Madres, padres, hijas e hijos, hermanos y hermanas de víctimas de feminicidio encabezaron la masiva marcha que colapsó el centro de la ciudad pidiendo a una sola voz justicia por las mujeres que murieron a manos de sus parejas.
Los preparativos de la marcha exigieron varias semanas de trabajo, activistas autoconvocadas se reunieron en plazas y en domicilios particulares, pusieron su cuota personal y desplegaron toda su creatividad en las redes sociales para convocar a una protesta ciudadana, sin protagonismos políticos ni institucionales. Por eso, pusieron por delante a familiares de las víctimas, que son quienes enfrentan día a día el dolor de la ausencia de sus seres queridos y la falta de justicia.
Gritos, estribillos y tambores acompañaron durante dos horas el recorrido de la marcha que se inició en la plaza Isabel La Católica, hizo un alto en el Ministerio de Justicia para reclamar por las 94 mujeres asesinadas por la violencia feminicida en lo que va del año, recorrió El Prado y la Mariscal Santa Cruz, se desvió hacia la calle Potosí para protestar en puertas del Ministerio Público y se concentró en la Plaza San Francisco.

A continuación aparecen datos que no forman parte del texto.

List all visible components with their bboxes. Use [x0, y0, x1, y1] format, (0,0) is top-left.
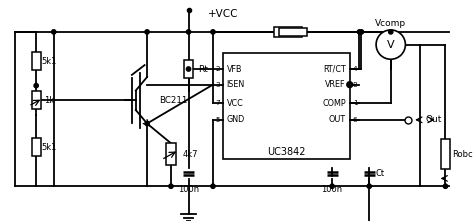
Text: 5: 5: [215, 117, 220, 123]
Circle shape: [357, 30, 362, 34]
Circle shape: [389, 30, 393, 34]
Bar: [223, 53, 350, 159]
Circle shape: [376, 30, 405, 59]
Circle shape: [52, 30, 56, 34]
Text: 1k: 1k: [44, 96, 54, 105]
Text: V: V: [387, 40, 394, 50]
Text: BC211: BC211: [159, 96, 188, 105]
Bar: [32, 138, 41, 156]
Text: GND: GND: [227, 115, 245, 124]
Circle shape: [211, 30, 215, 34]
Text: Ct: Ct: [375, 169, 384, 178]
Circle shape: [330, 184, 334, 188]
Text: 5k1: 5k1: [41, 57, 56, 66]
Circle shape: [211, 184, 215, 188]
Circle shape: [34, 84, 38, 88]
Text: 5k1: 5k1: [41, 143, 56, 152]
Circle shape: [169, 184, 173, 188]
Bar: [274, 27, 302, 37]
Text: Out: Out: [426, 115, 442, 124]
Text: 7: 7: [215, 100, 220, 106]
Bar: [440, 139, 450, 169]
Bar: [166, 143, 176, 165]
Text: 4: 4: [353, 66, 357, 72]
Text: 2: 2: [215, 66, 220, 72]
Text: 3: 3: [215, 82, 220, 88]
Text: VREF: VREF: [325, 80, 346, 89]
Circle shape: [443, 184, 447, 188]
Text: Robc: Robc: [452, 149, 473, 159]
Text: RT/CT: RT/CT: [323, 65, 346, 73]
Text: Vcomp: Vcomp: [375, 19, 406, 28]
Bar: [32, 91, 41, 109]
Bar: [184, 60, 193, 78]
Circle shape: [347, 82, 353, 88]
Text: Rt: Rt: [198, 65, 208, 73]
Text: VCC: VCC: [227, 99, 243, 108]
Text: OUT: OUT: [328, 115, 346, 124]
Circle shape: [367, 184, 372, 188]
Text: +VCC: +VCC: [208, 9, 238, 19]
Circle shape: [359, 30, 364, 34]
Circle shape: [145, 30, 149, 34]
Text: ISEN: ISEN: [227, 80, 245, 89]
Bar: [32, 52, 41, 70]
Text: UC3842: UC3842: [267, 147, 305, 157]
Circle shape: [186, 30, 191, 34]
Text: 6: 6: [353, 117, 357, 123]
Bar: [279, 28, 307, 36]
Text: 1: 1: [353, 100, 357, 106]
Text: COMP: COMP: [322, 99, 346, 108]
Circle shape: [186, 67, 191, 71]
Circle shape: [145, 121, 149, 126]
Text: 8: 8: [353, 82, 357, 88]
Text: 100n: 100n: [321, 185, 343, 194]
Text: VFB: VFB: [227, 65, 242, 73]
Text: 4k7: 4k7: [182, 149, 198, 159]
Text: 100n: 100n: [178, 185, 199, 194]
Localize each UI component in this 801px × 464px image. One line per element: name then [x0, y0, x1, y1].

En el trayecto, en la plaza del Estudiante, se toparon con otro grupo de manifestantes que decidió protestar con un plantón y pancartas gigantes y recordando que "Evo decía, que todo cambiaría…mentira, mentira".
En el trayecto evocaron a todas las víctimas. A cada una de las mujeres que cada tres días muere a manos de su pareja o expareja, y a las más de 120 mil que han denunciado violencia solo en 2017. Mujeres con rostro, historia y vidas que fueron truncadas o son violentadas y que sufren también las consecuencias de la falta de voluntad política estatal para encarar la problemática de la violencia.
En el Día Internacional Contra la Violencia Hacia la Mujer, emitieron un manifiesto en el que saludaron las luchas que las mujeres encaran en todo el mundo "ante la gravedad de la violencia en contra de niñas, jóvenes y mujeres, expresión extrema de la desigualdad y de la discriminación que condenamos al grito unísono de ¡Ni una menos!".
Se declararon en movilización permanente y demandaron "Un pacto de estado contra la violencia machista y feminicida que involucre, en sus diversas funciones y responsabilidad a todas las instancias públicas y privadas, medios de comunicación, universidad y sociedad civil en general".